Dark Waters

darkwatersRating: PG-13 (for thematic content, some disturbing images, and strong language)
Genre: Drama
Directed By: Todd Haynes
Written By: Matthew Michael Carnahan, Mario Correa
In Theaters: Dec 6, 2019
On Disc/Streaming: Mar 3, 2020
Runtime: 126 minutes
Studio: Focus Features
Stars: Bill Camp, Victor Garber, Anne Hathaway Tim Robbins, and Mark Ruffalo

Dark Waters is a disturbing film. It tells the true story of an attorney (Robert Bilott), played by Mark Ruffalo) who took on the DuPont corporation over toxic chemicals. It’s in the fine tradition of films like A Civil Action and Erin Brockovich.

Ruffalo is perfect for the part of the crusading lawyer. He depicts a man who has an inner sense of Justice who perseveres in the face of obstacles. The type of man who quietly argues his case and persuades doubting colleagues at Taft Stettinius & Hollister LLP. Someone who isn’t intimidated by the scale of the forces on the other side. He is very unflashy, much like the film.

Bilott is prepared to risk his career, his health and even his family relationships to do what is right. He is lucky that his wife Sarah (played by Anne Hathaway) has the same values and generally supports him.

He is also lucky to win the support of his law-firm boss, Tom Terp (played by Time Robbins). His law firm DEFENDS the big corporations not the little guy and they’re trying to land Du Pont as a client! Yet Bilott is able to persuade them to do the right thing and take the case of Wilbur Tennant (played by Bill Camp), a West Virginia farmer who is convinced DuPont has poisoned his cattle, his land — and perhaps his family. DuPont has dumped toxic chemical waste into the Dry Run Creek where his animals drink.

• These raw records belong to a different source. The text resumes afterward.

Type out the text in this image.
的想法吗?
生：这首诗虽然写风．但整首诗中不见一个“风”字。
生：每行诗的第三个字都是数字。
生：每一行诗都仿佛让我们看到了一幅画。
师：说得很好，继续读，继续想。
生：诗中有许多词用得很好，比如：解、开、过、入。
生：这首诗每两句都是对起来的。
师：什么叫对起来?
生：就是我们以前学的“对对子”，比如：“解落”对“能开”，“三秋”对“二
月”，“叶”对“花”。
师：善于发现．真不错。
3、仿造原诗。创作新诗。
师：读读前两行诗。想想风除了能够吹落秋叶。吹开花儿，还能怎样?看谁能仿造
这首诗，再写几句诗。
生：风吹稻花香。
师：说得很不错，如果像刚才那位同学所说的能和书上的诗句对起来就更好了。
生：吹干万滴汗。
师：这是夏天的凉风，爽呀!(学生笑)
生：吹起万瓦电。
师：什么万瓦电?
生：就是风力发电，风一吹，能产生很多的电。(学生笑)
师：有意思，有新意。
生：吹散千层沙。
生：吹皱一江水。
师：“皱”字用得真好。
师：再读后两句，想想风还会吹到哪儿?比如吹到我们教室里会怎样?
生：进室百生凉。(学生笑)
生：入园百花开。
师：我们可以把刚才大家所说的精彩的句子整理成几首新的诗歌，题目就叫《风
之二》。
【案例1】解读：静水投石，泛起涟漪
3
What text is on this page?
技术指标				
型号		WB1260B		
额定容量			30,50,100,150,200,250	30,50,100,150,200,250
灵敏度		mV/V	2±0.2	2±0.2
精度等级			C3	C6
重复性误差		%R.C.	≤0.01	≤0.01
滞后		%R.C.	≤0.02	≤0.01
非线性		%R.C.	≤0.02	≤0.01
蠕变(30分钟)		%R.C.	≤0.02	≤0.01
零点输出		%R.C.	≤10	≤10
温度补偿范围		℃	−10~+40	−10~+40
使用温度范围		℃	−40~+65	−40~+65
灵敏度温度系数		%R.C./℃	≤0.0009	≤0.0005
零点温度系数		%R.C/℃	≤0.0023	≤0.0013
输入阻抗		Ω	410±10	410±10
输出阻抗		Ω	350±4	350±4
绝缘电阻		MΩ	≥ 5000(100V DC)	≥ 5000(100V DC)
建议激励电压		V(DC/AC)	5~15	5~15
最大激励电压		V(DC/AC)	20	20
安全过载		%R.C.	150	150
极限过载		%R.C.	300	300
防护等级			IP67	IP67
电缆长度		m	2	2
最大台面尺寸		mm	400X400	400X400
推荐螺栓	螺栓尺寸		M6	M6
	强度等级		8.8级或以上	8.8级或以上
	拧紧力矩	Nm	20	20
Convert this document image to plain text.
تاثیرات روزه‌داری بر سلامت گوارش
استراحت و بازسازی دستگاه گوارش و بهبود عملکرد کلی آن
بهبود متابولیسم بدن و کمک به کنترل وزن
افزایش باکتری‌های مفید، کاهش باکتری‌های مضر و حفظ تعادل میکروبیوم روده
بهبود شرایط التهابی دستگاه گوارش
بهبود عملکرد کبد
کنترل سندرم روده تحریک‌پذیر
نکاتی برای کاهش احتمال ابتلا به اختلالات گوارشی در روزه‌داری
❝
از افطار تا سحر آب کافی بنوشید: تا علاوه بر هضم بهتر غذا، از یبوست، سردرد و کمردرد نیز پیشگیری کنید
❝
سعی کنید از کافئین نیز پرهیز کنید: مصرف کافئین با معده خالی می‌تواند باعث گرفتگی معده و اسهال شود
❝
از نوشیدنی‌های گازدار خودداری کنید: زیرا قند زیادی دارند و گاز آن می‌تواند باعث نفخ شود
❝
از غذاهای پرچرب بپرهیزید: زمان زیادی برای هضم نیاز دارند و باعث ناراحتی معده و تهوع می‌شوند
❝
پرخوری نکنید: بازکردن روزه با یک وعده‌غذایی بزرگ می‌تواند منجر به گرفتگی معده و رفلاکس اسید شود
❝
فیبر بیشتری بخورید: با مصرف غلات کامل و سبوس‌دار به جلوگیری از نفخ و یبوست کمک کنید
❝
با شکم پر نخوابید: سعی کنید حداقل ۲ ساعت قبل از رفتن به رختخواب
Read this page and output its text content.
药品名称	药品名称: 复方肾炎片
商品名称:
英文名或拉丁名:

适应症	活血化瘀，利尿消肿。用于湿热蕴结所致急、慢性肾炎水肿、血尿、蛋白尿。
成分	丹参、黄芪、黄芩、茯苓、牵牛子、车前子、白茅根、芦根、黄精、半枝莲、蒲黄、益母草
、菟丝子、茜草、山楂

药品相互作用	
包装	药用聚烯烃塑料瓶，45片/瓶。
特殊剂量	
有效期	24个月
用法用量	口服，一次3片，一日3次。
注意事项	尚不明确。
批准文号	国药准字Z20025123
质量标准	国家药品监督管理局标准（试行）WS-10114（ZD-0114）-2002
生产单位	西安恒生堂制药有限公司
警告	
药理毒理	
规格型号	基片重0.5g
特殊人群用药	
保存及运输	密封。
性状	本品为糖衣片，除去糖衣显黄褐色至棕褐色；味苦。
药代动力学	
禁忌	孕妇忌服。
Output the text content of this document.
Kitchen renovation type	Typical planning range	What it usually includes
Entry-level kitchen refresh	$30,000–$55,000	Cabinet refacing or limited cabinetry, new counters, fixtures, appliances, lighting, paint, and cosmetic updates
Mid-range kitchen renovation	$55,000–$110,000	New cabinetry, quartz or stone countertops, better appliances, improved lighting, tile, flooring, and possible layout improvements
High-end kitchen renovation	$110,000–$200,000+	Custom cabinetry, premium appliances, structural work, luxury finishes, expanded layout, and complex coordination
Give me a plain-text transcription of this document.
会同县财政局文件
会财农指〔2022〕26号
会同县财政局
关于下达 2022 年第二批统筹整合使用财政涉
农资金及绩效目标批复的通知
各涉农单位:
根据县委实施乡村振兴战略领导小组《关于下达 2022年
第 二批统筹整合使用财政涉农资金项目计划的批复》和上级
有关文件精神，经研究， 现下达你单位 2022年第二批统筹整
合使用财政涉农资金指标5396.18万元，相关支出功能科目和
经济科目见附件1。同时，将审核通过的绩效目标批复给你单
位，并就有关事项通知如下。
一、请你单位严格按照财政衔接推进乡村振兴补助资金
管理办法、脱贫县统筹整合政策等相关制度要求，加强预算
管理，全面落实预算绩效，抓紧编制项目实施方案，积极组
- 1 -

From there the David vs. Goliath battle begins. DuPont doesn’t lack resources. They have an army of lawyers and deep pockets. They use every legal trick in the book to delay and confound Bilott. Bilott works his way through everything that they throw at him. They swamp him with files but he painstakingly puts them in order and analyses them. They introduce scientific evidence and he exposes their corporate links.

At first, even the local community being poisoned in Parkersburg isn’t supportive. DuPont is the biggest employer in the town and has “bought” the community, financing the local mall and schools and giving out freebies.

Slowly the truth begins to emerge. DuPont has knowingly exposed thousands if not millions of consumers to dangerous levels of toxins. As I said at the start it’s disturbing. It makes you question what type of people run large corporations and whether they have our best interests at heart. It’s also inspiring as the villains are eventually brought to some kind of account at least.

Dark Waters is a compelling true story based on the 2016 New York Times Magazine article “The Lawyer Who Became DuPont’s Worst Nightmare”. It has a great ensemble cast (I particularly enjoyed Victor Gerber as the DuPont lead lawyer). It’s a thought-provoking film and one where the good guys actually win.